По четыре симфонии у романтика поколения Листа - Роберта Шумана (1810-1856) и позднего романтика Иоганнеса Брамса (1833-1897). По пять (и по три оперы) - у французского романтика-симфониста Гектора Берлиоза (1803-1869) и немецкого позднего пос­ледователя классицизма Феликса Мендельсона-Бартольди (1809-1847) И ни одной симфонии не оставил Фридерик Шопен (1810-1849)/ реализовавший, правда, свой романтический симфонизм в двух фор­тепианных концертах и трех сонатах.

В русской музыке конца XVIII-XIX веков симфоний - считанное количество (что, впрочем, связано с особенностями развития отечес­твенной композиции, см. след. раздел лекции). Все крупные мастера XVIII - начала XIX века (В.А.Пашкевич, 1742-1797; И.Е.Хандошкин, 1747-1804; Е.И.Фомин, 1761-1800; М.С.Березовский, 1745-1777; Д.С.Бортнянский, 1751-1825) писали хоровые духовные концерты, оперы и инструмен­тальные вариации на народные мелодии.

Популярный композитор предглинкинского времени А.Н.Верстовский (1799-1862) написал 36 опер и ни одной симфонии. И сам великий М.И.Глинка (1804-1857) оставил только две симфонии, и обе неокон­ченные

Потом дело пошло несколько более споро: у плодовитого по русским масштабам А.Г.Рубинштейна (1829-1894) наряду с 10 операми, балетом, ораториями - 6 симфоний. Великий А.П.Бородин (1833-1887), не завершивший свое главное создание - оперу «Князь Игорь», тем не менее написал 2 симфонии. Столько же оставил и главный идеолог русской национальной композиторской школы М.А.Балакирев (1836-1910) и ее главный профессионал - Н А.Римский-Корсаков (1836-1908). Поздний продолжатель традиций Н.А Римского-Корсакова А.К.Глазунов (1865-1936) подошел к роковой «западной» симфонической цифре: 8 симфоний и Девятая незавершенная.

Русские композиторы, искавшие иной («не-балакиревский») путь, превратили симфонию в один из главных жанров своего творчества. П.И.Чайковский (1840-1893) оставил 6; С.И.Танеев (1896-1915) - 4; А.Н.Скрябин (1871-1915) -3 и С С.Прокофьев (1896-1953) -7 симфоний.

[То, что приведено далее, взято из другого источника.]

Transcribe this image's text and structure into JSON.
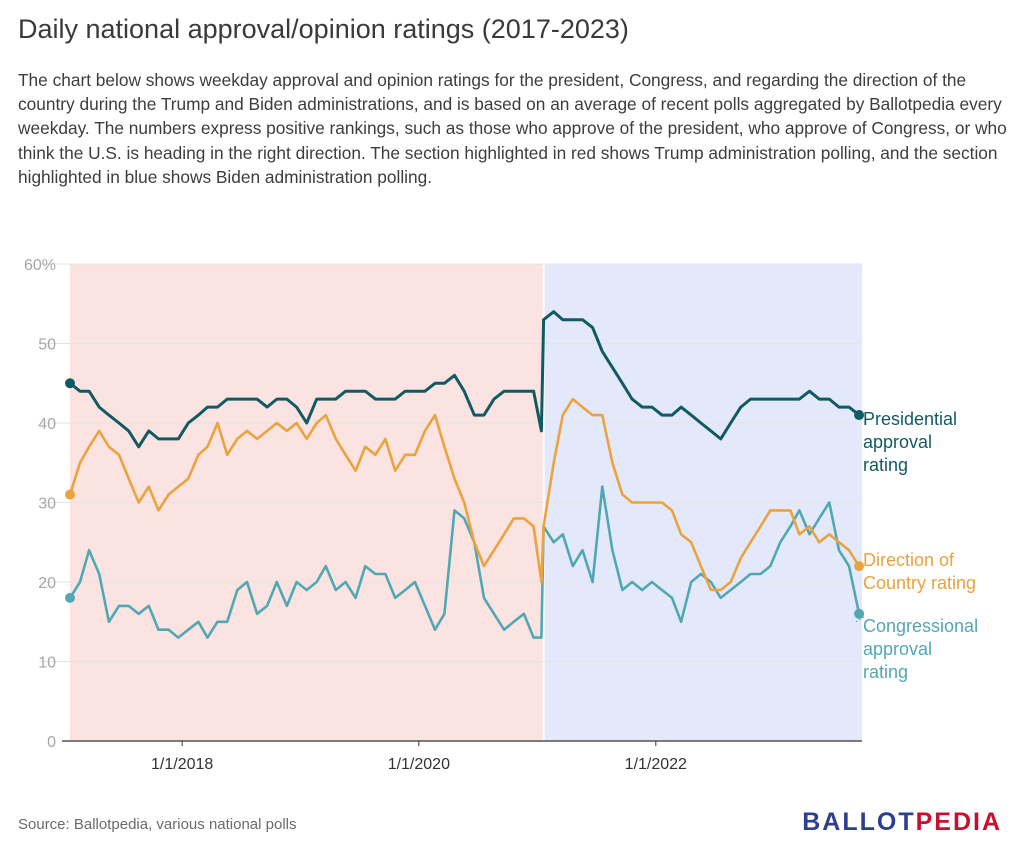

В XX веке симфония делается едва ли не ключевым жанром отечественной музыки: Н.Я.Мясковский -27 симфоний (почти «моцар­товское», во всяком случае - рекордное для послебетховенского времени число): Д.Д.Шостакович - 15 Этот статистический взлет, как и предшествующая «скупая» отчетность, проливает свет на саму симфо­нию как музыкальный принцип

В XIX веке симфоний писали сравнительно мало не только вследст­вие непосильной концепционной «тяжести» жанра, но и потому, что утвержденный в классических сонатно-симфонических формах тип философски-многозначного динамического процесса захватил в свой горизонт другие жанры: оперу (у Вагнера), свободные по жанру сочинения для оркестра (симфонические поэмы Ф.Листа) и для форте­пиано («Симфонические этюды» Шумана). В России редко обращались

к симфонии еще и постольку, поскольку тип идейно-ангажированной музыки, озвучивающей энергетику борьбы и преодоления, не слишком волновал дворян М.И.Глинку или H.A.Римского-Корсакова. Рост инте­реса к симфонии в России связан с выдвижением типа композитора-интеллигента и разночинца, для которого все проблематично, в том числе и собственная его личная и художественная судьба.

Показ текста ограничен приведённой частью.